Jakarta, CNBC Indonesia berantakan Sebuah perusahaan mobile security forensics menjumpai bug   ( cacat desain dalam perangkat keras atau perangkat lunak)  dalam sistem iPhone. Jumlah ponsel keluaran Apple yang terdampak  ini juga tak main-main, menyentuh 500 juta unit.

Menurut lembaga tersebut, bug yang ada dalam sistem IPhone ini bakal membuat hacker   (peretas) bisa menyusup mencuri data pengguna. Kondisi yang setara juga bisa terjadi pada iPad.

Chief Executive ZecOps Zul Avraham mengatakan dia telah membuktikan kalau kerentanan tersebut dieksploitasi enam kali dalam bentuk pembobolan cybersecurity . Tak main-main cara tersebut telah dilakukan sejak 2018.

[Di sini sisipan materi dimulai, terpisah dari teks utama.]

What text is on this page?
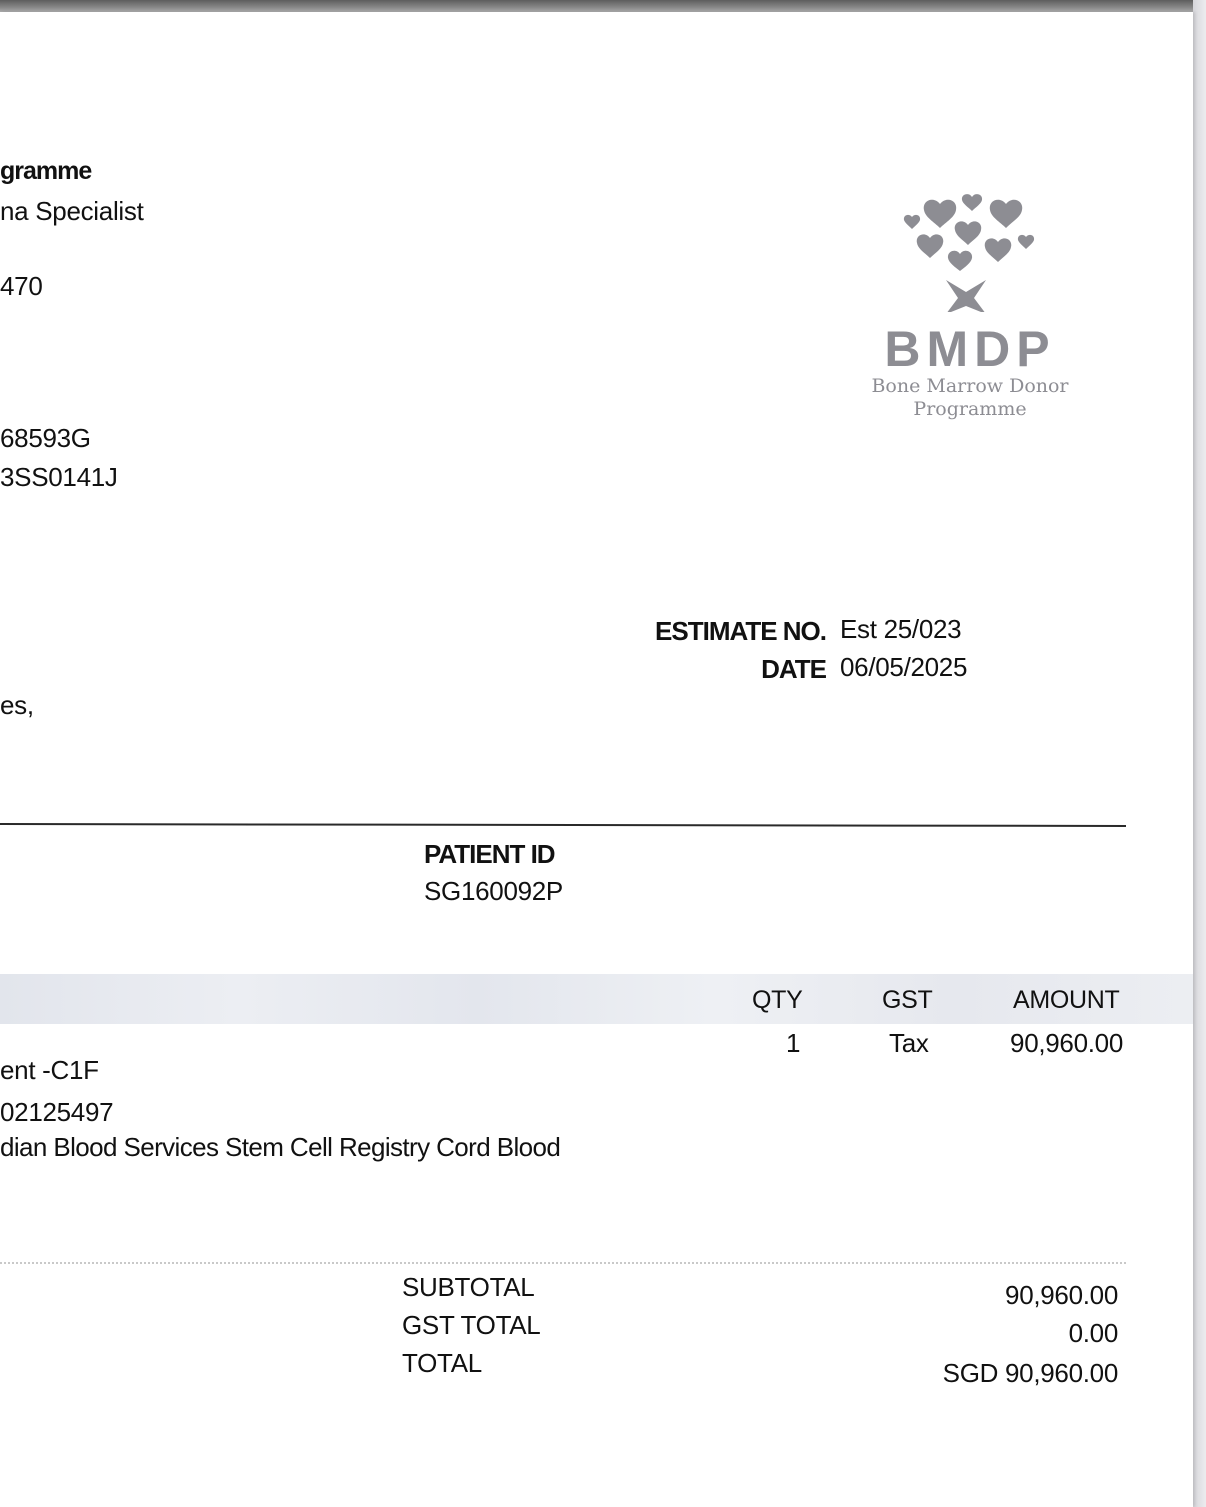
gramme
na Specialist
470
68593G
3SS0141J
BMDP
Bone Marrow Donor
Programme
ESTIMATE NO. Est 25/023
DATE 06/05/2025
es,
PATIENT ID
SG160092P
QTY	GST	AMOUNT
1	Tax	90,960.00
ent -C1F
02125497
dian Blood Services Stem Cell Registry Cord Blood
SUBTOTAL	90,960.00
GST TOTAL	0.00
TOTAL	SGD 90,960.00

Skema yang dijalankan para hacker adalah dengan mengirimkan target pesan email yang tampak kosong dengan membuat aplikasi Mail crash serta butuh reset. Kecelakaan itu menelungkupkan pintu bagi peretas untuk menyikat data lain pada perangkat, serupa foto dan detail kontak.

Peneliti dari institusi juga menemukan proses tersebut mampu dilakukan secara jarak jauh walaupun perangkat tersebut telah menjalankan operating system (OS) terbaru.

Seorang juru bicara Apple mengakui kalau ada kerentanan dalam software Apple untuk email pada iPhone dan iPad, dengan dikenal sebagai aplikasi Mail, dan perusahaan telah mengembangkan perbaikan, yang akan diluncurkan dalam pembaruan ( update ) dengan akan datang pada jutaan unit yang telah dijual secara ijmal.

Apple menolak untuk mengomentari penelitian Avraham, yang diterbitkan pada hari Rabu, yang membuktikan kelemahan tersebut dapat dipicu sebab jauh dan bahwa itu telah dieksploitasi oleh peretas terhadap pemakai profil tinggi.

“Penemuan tersebut mengkonfirmasi apa yang selalu menjadi rahasia yang agak dirahasiakan: musuh yang bersumber daya indah dapat secara diam-diam menginfeksi unit iOS yang ditambal sepenuhnya sebab jarak jauh, ” kata Patrick Wardle, ahli keamanan Apple, dilansir dari Reuters.

Perlu diketahui, sepanjang tahun lalu Apple mengatakan ada 900 juta iPhone yang digunakan secara aktif dalam dunia. Adanya bug ini mampu mempengaruhi reputasi Apple yang dikenal sebagai produsen perangkat dengan pengampu tinggi untuk keamanan digital.